Interest rates are on an upswing in the global market. A deposit in us dollars (us$) can fetch you 4.12 per cent per annum, while a deposit in New Zealand dollars (NZ$) earns 6.88 per cent. And if the US$ strengthens, you'll pocket more.

After a massive 300 per cent hike by the us Fed, short-term interest rates moved from the decade low of 1 per cent last June to 4 per cent in November this year. Also, the rupee has slipped 4.6 per cent against the US$ in calendar year 2005-from $43.7 to $45.7 (November 17), which further adds to the returns.

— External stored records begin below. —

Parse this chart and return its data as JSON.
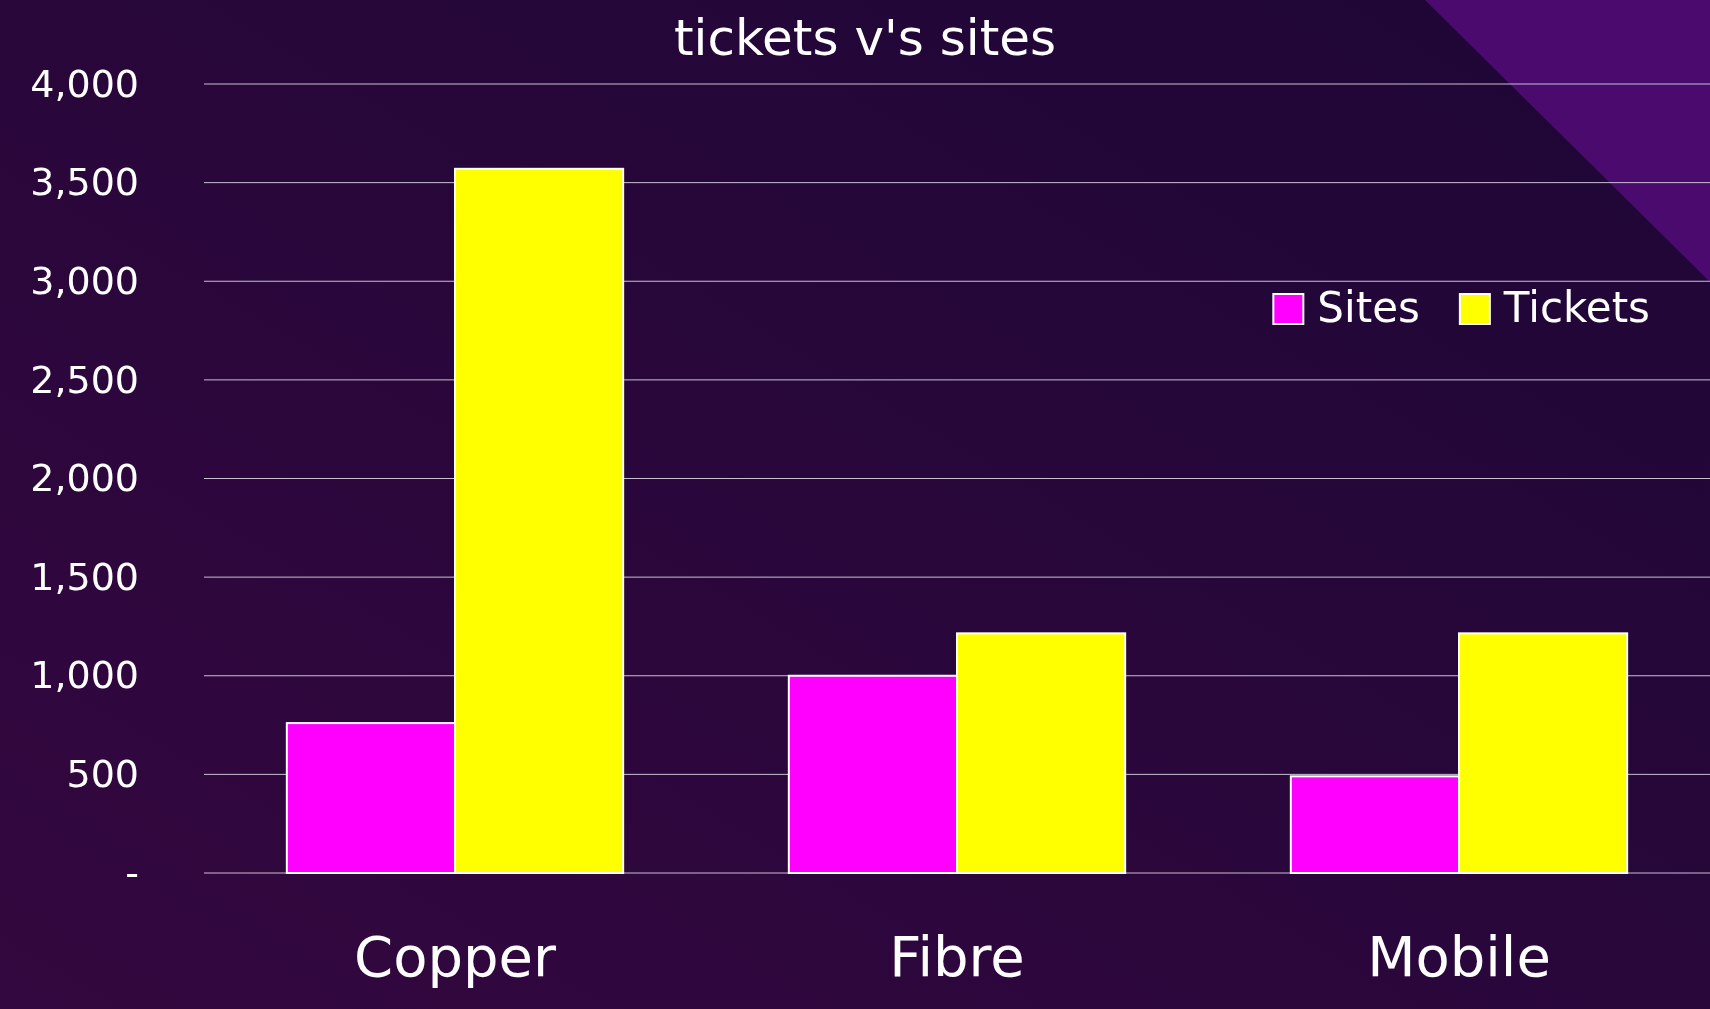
{
  "chart_data": {
    "type": "bar",
    "title": "tickets v's sites",
    "categories": [
      "Copper",
      "Fibre",
      "Mobile"
    ],
    "series": [
      {
        "name": "Sites",
        "color": "#ff00ff",
        "values": [
          760,
          1000,
          490
        ]
      },
      {
        "name": "Tickets",
        "color": "#ffff00",
        "values": [
          3570,
          1215,
          1215
        ]
      }
    ],
    "ylim": [
      0,
      4000
    ],
    "yticks": [
      {
        "value": 0,
        "label": "-"
      },
      {
        "value": 500,
        "label": "500"
      },
      {
        "value": 1000,
        "label": "1,000"
      },
      {
        "value": 1500,
        "label": "1,500"
      },
      {
        "value": 2000,
        "label": "2,000"
      },
      {
        "value": 2500,
        "label": "2,500"
      },
      {
        "value": 3000,
        "label": "3,000"
      },
      {
        "value": 3500,
        "label": "3,500"
      },
      {
        "value": 4000,
        "label": "4,000"
      }
    ],
    "grid": "y",
    "legend": "top right"
  }
}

So, what do you do? Depositors can choose from close to a dozen international currencies such as the us$, British pound (£), Euro, Australian dollar (A$), Canadian dollar (C$), Hong Kong dollar (HK$), NZ$ and Swiss francs (SFr). Take, for example, Citibank, which offers multi-currency deposits (see Greener Pastures). You can invest a minimum of $1,000 or Rs 45,000 (or equivalent) with incremental deposits in units of $1,000 up to a maximum of $25,000 in one calendar year.

However, one word of caution: you must be prepared to bet on more hikes in the US Fed rates and a possible depreciation in the rupee in the months ahead.


Value-picker's Corner

MADRAS CEMENTS; CURRENT PRICE: RS 1,561

With the sector growing at 10.2 per cent this year, cement makers are in clover. The capacity build-up has not kept pace, resulting in excellent prices. Madras Cement (MCL), among the most efficient producers (operating cost: Rs 1,522 per tonne vis-a-vis Rs 1,662 for ACC), makes the cut on other counts too. Its new 36-MW captive power plant at Alathiyur will yield savings of Rs 30 crore per annum. Second, cement supply in the south is expected to drop sharply, making MCL a key beneficiary. With earnings expected to grow at 50 per cent CAGR in the next two years, brokerages like the Mumbai-based Sharekhan see this scrip touching Rs 2,032 in the medium- to long-term.


Peerless' Roy: Just bundle it

Trend-spotting

With their share of deposits crashing over the years, RNBCs (residuary non-banking companies) are ready to shift gear in retail finance. Kolkata-based Peerless Company is first off the block with its 'cluster' strategy. Peerless 'smart guides' will now upgrade you from plain old savings schemes. The company has launched three-year fixed deposits bundled with free accident/life cover for minimum deposits of Rs 15,000 and Rs 10,000 respectively, at 5 per cent per annum. Its five-year recurring deposit now comes with free life cover up to Rs 3 lakh (5 per cent per annum plus bonus), and it plans to launch credit cards soon. "Bundling will help us offset falling interest rates," says S.K. Roy, Managing Director. It looks like local RNBCs will soon loom large in the financial products space.